Saturday, 15 November 2008

Why am I even here?

OKay so no one reads my blog. Who cares? OKay. Maybe I do. But no use crying over spilt milk right? Unless it was the last drop of milk in the bottle and you really wanted some milk. Seriously. All I want is a tiny glass of milk. Okay that is a metaphor. And it doesn't matter if you don't know what for. Well, I'll tell you anyway.
Since Sam and Alex decided to grow up and just go out with eachother already, I actually feel worse. No duh right? We went out to the cinema tonight. I didn't feel like a third wheel or anything. But I felt alone all the same.
I know I'm only fifteen. But then I'll be sixteen then seventeen, then pretty soon I'll be a forty-five year old who's never had a date. Yes I really am that undesirable.

So yeah, Sam ends up going out with someone that likes her back. While I don't even have enough self confidence to even fall for a guy/girl.

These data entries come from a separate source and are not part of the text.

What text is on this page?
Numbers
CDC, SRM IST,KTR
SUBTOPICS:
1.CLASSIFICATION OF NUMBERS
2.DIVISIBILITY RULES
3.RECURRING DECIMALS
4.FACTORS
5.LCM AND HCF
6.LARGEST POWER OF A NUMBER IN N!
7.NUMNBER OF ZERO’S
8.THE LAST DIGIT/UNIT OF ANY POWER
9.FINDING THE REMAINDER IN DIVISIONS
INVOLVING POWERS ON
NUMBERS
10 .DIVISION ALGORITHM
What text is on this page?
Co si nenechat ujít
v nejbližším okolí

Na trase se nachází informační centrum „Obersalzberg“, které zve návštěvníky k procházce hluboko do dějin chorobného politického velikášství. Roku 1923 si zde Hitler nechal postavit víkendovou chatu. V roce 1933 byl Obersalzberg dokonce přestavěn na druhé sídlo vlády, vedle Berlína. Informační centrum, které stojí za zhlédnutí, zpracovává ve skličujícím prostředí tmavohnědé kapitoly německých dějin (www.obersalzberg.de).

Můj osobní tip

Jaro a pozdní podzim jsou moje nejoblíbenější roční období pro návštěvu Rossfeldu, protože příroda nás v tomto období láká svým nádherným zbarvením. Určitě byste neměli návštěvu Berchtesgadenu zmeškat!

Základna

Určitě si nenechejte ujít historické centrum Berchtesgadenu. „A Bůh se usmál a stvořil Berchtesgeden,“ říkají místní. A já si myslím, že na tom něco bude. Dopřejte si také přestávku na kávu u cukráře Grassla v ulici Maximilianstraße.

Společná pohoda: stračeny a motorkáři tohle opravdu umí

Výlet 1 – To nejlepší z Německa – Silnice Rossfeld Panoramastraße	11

Yeah, my life sucks.
So everyone's gonna end up talking about them as a couple and how super awesome that is. And I'll just be sat there. Alone.

I had this dream. I kinda turned into Sleeping beauty. Only I had to be woken by the kiss of my soul mate. Well the dream developed and it wasn't until Sam kissed my forhead as if admitting that I didn't have a soul mate and was going to stay asleep forever. That I woke up.
I think that's what I fear the most. That there is no one other than Sam that could ever love me.
I love Sam and everything. But I want a boyfriend or a girlfriend. A proper boyfriend or girlfriend. Better yet, I just want to be able to like a guy/girl. Yeah if that guy/girl liked me back it would be above coolness, but just to be able to like a guy/girl in the first place. Maybe my mum's right. Maybe I am incapable of love.